Après le sidérant George Washington, d’autres réussites plus nuancées dans le drame, puis un brillant passage par la comédie incarné par l’incontournable Pineapple Express, autant dire qu’on attendait beaucoup du retour de David Gordon Green à des projets plus personnels, dont deux sont prévus pour cette année. Prince Avalanche suit donc les jalons de Sundance et de Berlin, itinéraire tracé des films américains parés à en découdre avec les compétitions festivalières.

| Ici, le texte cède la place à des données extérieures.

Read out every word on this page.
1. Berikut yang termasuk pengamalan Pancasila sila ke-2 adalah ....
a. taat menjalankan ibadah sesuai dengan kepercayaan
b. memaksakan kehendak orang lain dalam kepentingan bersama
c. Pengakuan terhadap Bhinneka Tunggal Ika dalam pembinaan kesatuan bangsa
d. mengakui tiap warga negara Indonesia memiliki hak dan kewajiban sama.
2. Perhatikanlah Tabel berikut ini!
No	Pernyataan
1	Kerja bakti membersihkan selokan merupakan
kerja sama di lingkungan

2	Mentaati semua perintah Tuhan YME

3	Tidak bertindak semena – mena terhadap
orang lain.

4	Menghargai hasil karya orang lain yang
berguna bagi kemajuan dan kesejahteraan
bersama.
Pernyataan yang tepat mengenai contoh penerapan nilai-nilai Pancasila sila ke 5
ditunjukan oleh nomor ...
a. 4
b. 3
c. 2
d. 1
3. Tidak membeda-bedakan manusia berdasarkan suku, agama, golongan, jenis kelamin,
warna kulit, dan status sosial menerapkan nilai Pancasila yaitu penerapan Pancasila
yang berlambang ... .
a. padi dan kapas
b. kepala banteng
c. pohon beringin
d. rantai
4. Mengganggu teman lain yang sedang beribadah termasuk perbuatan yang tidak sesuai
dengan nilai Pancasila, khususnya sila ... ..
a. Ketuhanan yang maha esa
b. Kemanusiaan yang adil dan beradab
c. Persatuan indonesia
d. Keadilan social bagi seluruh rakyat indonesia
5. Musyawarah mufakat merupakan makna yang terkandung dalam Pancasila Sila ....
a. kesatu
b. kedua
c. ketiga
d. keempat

Remake du film islandais Either Way de Hafsteinn Gunnar Sigurðsson, il suit Lance (Emile Hirsch) et son beau-frère Alvin (Paul Rudd), texans séparés d’une dizaine d’années, coupés du monde extérieur par un travail saisonnier qui consiste à peindre les bandes jaunes d’une route de campagne.

Nous restons assez surpris par l’académisme qu’emploie David Gordon Green à reprendre presque trait pour trait l’original, qui tirait un bon parti de l’aspect lunaire et infini de la province islandaise malgré un certain sentiment d’inabouti. Qui a déjà vu Either Way se voit donc contraint dans Prince Avalanche de rebattre un programme connu d’avance dont le cinéaste américain ne s’éloigne que trop peu. C’est bien dommage : c’est plutôt quand il se le permet qu’il retrouve sa plus belle fibre, fait voltiger sa caméra, monte au détriment du synchrone dans une ivresse malickienne qui a fait son empreinte poétique, et qu’on espérait le voir réinvestir. D’ivresse il en est d’ailleurs un peu question, puisque Prince Avalanche devrait atteindre son pic dans une scène de beuverie ; or la séquence incarne bien nos espoirs quelque peu déçus : on n’y voit qu’un agencement machinal d’effets de style bien rôdés, un petit catalogue de la débauche déjà vu mille fois. Le rythme est tristement routinier, alternant inlassablement une séquence de dialogue avec une série de macros esthétisantes autour des matières du film – peinture jaune, humus, ruisseaux, outils de travail.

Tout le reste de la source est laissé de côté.